The main cause of this growth of the protests, according to the organization’s monthly report, is the stubbornness in repressing them by a regime that lost all credibility in the face of an increasingly critical and diverse civil society.

This is a government ─the OCC adds─ that lacks the power to convene, that has lost its symbolic capital (credibility, legitimacy, prestige), and that insists on resorting to counterproductive waves of repression and campaigns of slander with no right to reply against its critics. Such repressive policy only multiplied protest demonstrations arising from a multifaceted civil society, which is made up of individuals and groups who do not believe in more promises and have become fearless of the regime.

This is, in short, the analysis of the current Cuban governance crisis as exposed by the OCC’s Conflictometer for the month of February.

Last month’s demonstrations reflect the diverse and growing range of critical actors that make up today’s Cuban civil society, including artists, independent journalists, animal rights activists, self-employed workers, filmmakers, private farmers and others.

Usually more passive professional sectors such as lawyers, architects, doctors, professors, scientists and accountants are beginning to join the ranks of the protesters, after they remained ─now explicitly and legally─ excluded from a “reform” to widen the number of private jobs  that the government would tolerate.
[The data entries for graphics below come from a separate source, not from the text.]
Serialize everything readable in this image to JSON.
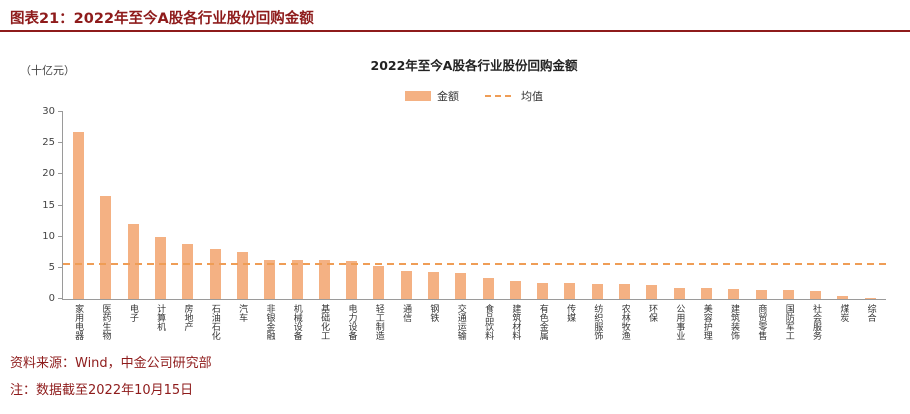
{
  "header": {
    "title": "图表21：2022年至今A股各行业股份回购金额"
  },
  "colors": {
    "accent_red": "#8E1B1B",
    "bar_orange": "#F4B183",
    "mean_line_orange": "#EF9D56"
  },
  "chart_data": {
    "type": "bar",
    "title": "2022年至今A股各行业股份回购金额",
    "unit_label": "（十亿元）",
    "legend": [
      {
        "label": "金额",
        "style": "bar",
        "color": "#F4B183"
      },
      {
        "label": "均值",
        "style": "dashed-line",
        "color": "#EF9D56"
      }
    ],
    "legend_position": "top",
    "grid": false,
    "ylim": [
      0,
      30
    ],
    "yticks": [
      0,
      5,
      10,
      15,
      20,
      25,
      30
    ],
    "mean_value": 5.4,
    "categories": [
      "家用电器",
      "医药生物",
      "电子",
      "计算机",
      "房地产",
      "石油石化",
      "汽车",
      "非银金融",
      "机械设备",
      "基础化工",
      "电力设备",
      "轻工制造",
      "通信",
      "钢铁",
      "交通运输",
      "食品饮料",
      "建筑材料",
      "有色金属",
      "传媒",
      "纺织服饰",
      "农林牧渔",
      "环保",
      "公用事业",
      "美容护理",
      "建筑装饰",
      "商贸零售",
      "国防军工",
      "社会服务",
      "煤炭",
      "综合"
    ],
    "values": [
      26.8,
      16.5,
      12.1,
      10.0,
      8.8,
      8.0,
      7.5,
      6.3,
      6.3,
      6.2,
      6.1,
      5.3,
      4.5,
      4.4,
      4.2,
      3.3,
      2.9,
      2.6,
      2.5,
      2.4,
      2.4,
      2.3,
      1.8,
      1.7,
      1.6,
      1.5,
      1.4,
      1.3,
      0.5,
      0.2
    ]
  },
  "footer": {
    "source": "资料来源：Wind，中金公司研究部",
    "note": "注：数据截至2022年10月15日"
  }
}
In fact, the economic and social protests of the month were fundamentally catalyzed by such prohibitions and by the increase in the cost of living due to price hikes that are part of the so-called “ordering task.”

On the other hand, and for the first time in 62 years, senior ex-officers of the Armed Forces and the Ministry of the Interior came together to demand that their comrades in arms abstain from shooting at the people, and protect them instead from the government’s repression. A new challenge to the regime that Cuba’s communist officials cannot minimize.
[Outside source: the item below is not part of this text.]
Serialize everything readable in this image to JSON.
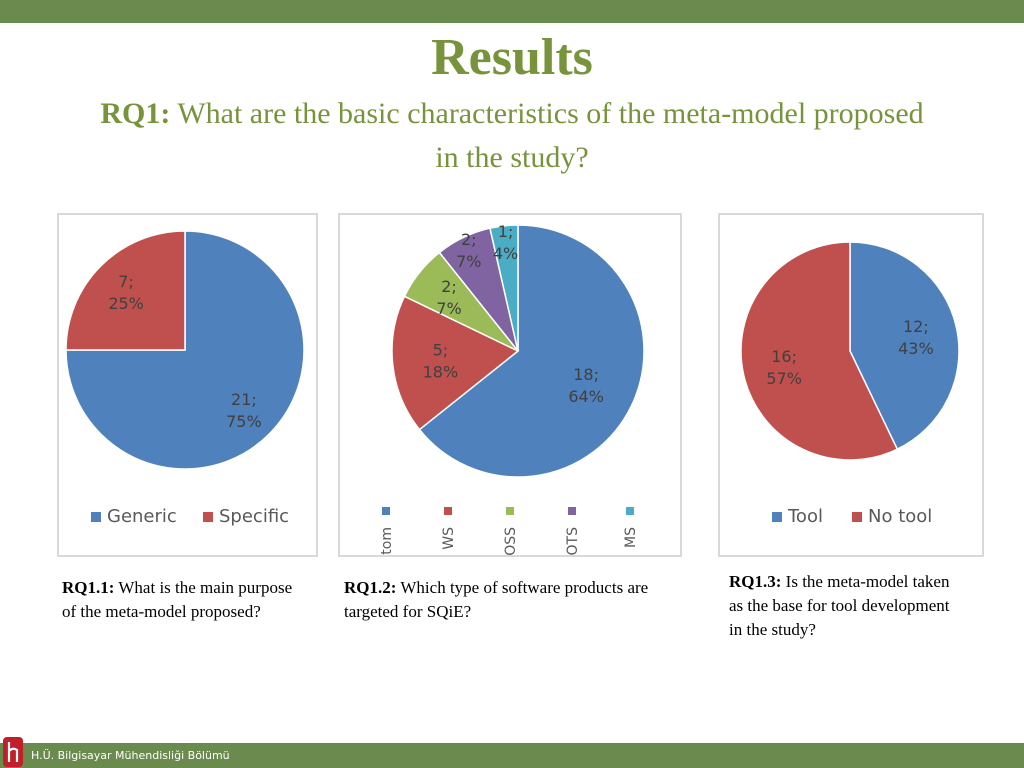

In view of the increase and diversification of the protests, the OCC’s Conflictometer explains that “there is a fast-growing mass awareness inside and outside of Cuba” that the State no longer assumes any responsibility for the general welfare or protecting basic citizens’ rights.

Hence the reflection of the former military officers in their statement that “There is no longer a revolution or a socialist system to defend.” Hence, also, these verses of the viral song “Patria y Vida”, which harvested about 2 million views on YouTube in a few days, and with which six popular Cuban musicians expressed the current mood of the island’s ordinary people: “It’s over, and we are not afraid, the deception is over. It’s over now: you have been sixty-two (years) doing nothing but harm.”